Cet article propose une analyse ontologique du geste technique à partir de considérations paléontologiques et philosophiques – notamment le concept d’imagination matérielle développé par Gaston Bachelard – avec pour point de départ le sens du toucher comme origine de la prothéticité de l’être humain, et un questionnement sur les limites de ce corps « dressé », dont la maîtrise, ainsi que celle de son milieu, est un enjeu de pouvoir et d’existence, mais aussi un risque.

TEXTE INTEGRAL :  http://revues.mshparisnord.org/appareil/index.php?id=1315 par Patricia Ribault

Notions essentielles du texte : (citations)

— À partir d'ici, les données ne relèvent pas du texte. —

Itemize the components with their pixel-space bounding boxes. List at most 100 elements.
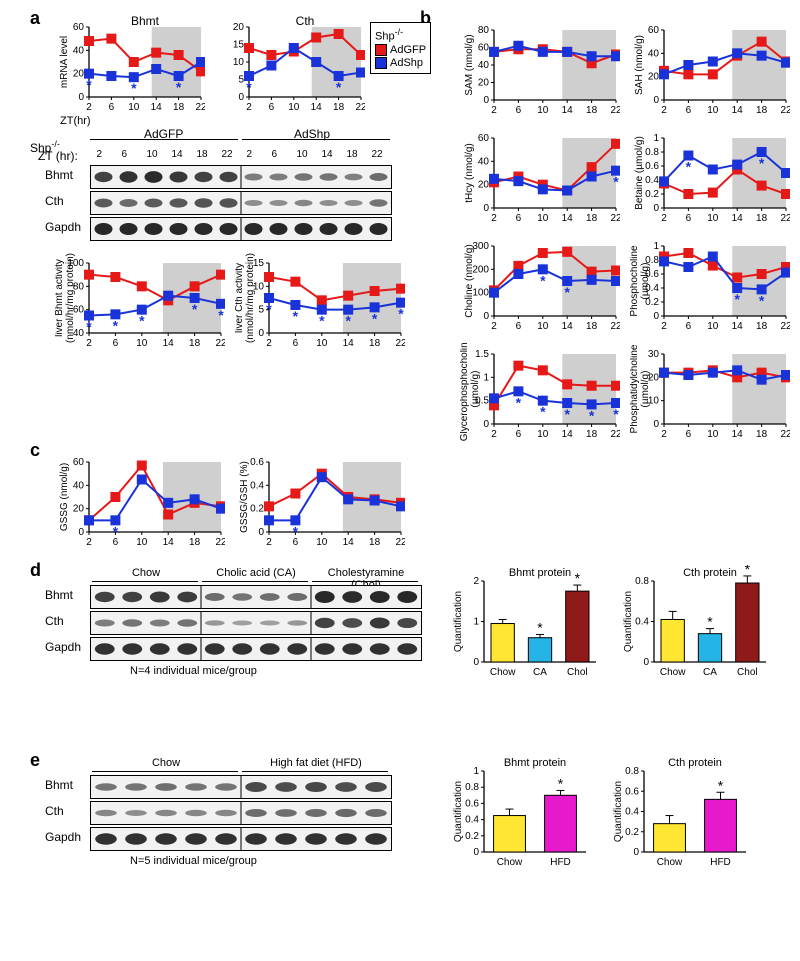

  • la technique comme moyen de pouvoir : moyen d’action et verbe
  •  Les sociétés imposent aux individus un usage déterminé de leur corps au profit d’une adaptation permanente de notre corps à l’usage. On peut  parler de « dressage »
  • Les gestes du métier sont appris, intériorisés et employés selon le même processus que n’importe quelle autre « technique du corps ». Il n’y a de différence que dans la spécialisation et l’intensité de la formation.
  • Un geste technique est un geste nécessairement maîtrisé.
  •  Une technicité qui devient aussi une identité
  • Il n’y pas de geste qui soit purement manuel sans une relation de complémentarité avec un travail intellectuel
  •  Les artisans recherchent sans cesse de nouveaux matériaux ou de nouveaux coups de main, gestes, ou astuces qui leur faciliteront la tâche. Pourtant, dès qu’il s’agit d’introduire une innovation « un peu trop nouvelle » ou théorique dans leur travail, ils se montrent souvent réfractaires, car l’habileté naît de l’habitude et de la répétition, créant un équilibre que la nouveauté met en danger.
  •  Le geste technique vise la maîtrise  alors que le geste artistique cherche l’œuvre.
  • Le toucher est le seul sens par lequel notre rapport au monde nous échappe.
  • Le toucher relève de l’émotion, qui porte en elle la dynamique du mouvement. Fondamentalement, la relation à la matière est donc un lien émotionnel.
  • La main agit donc comme un intermédiaire entre la conscience et l’altérité, elle va chercher le monde au dehors de la corporéité humaine et tente d’incorporer la distance qui existe entre l’autre et soi.
  • La main en tant qu’organe, n’est pas soumise au cerveau, elle remplit une ou plusieurs fonction(s), au même titre que les reins, les genoux ou la langue. En revanche, son activité, ses gestes et sa mémoire dépendent bien d’un siège nerveux situé dans le cortex, qui envoie des ordres, que la main exécutera plus ou moins bien, car dans son épaisseur charnelle, elle résiste à la pensée, ou du moins, elle l’interprète.
  • La main qui touche cède le pas aux mains qui prennent.

brain-bodyConclusion de l’article : Ainsi, le geste technique s’inscrit paradoxalement dans une logique biologique de libération qui le conduit pourtant à une dépendance unique dans le règne du vivant à ses prothèses, posées hors de lui et soumises elles-mêmes à une évolution qui se rejoue à chaque génération qui s’en saisit. Ses stratégies d’adaptation, qui ont fait de lui l’animal technicien le plus puissant de tous, sont donc autant de chances et de pièges, qui lui offrent tour à tour la possibilité de créer ses propres conditions de vie, de jouir d’une liberté inégalée et inégalable par rapport au milieu dans lequel il évolue, et qui risquent à tout moment de l’en déconnecter. Gageons cependant que l’être « ouvert » saura une fois de plus trouver le moyen de préserver sa démiurgie sans pour autant devenir un intrus dans son propre monde.

 

* L’ontologie (grec ontos, l’être ; grec logos, discours, science) : comment l’individu parvient à la conscience de soi, puis à l’Etre.
Partie de la philosophie qui a pour objet l’étude des propriétés les plus générales de l’être, telles que l’existence, la possibilité, la durée, le devenir.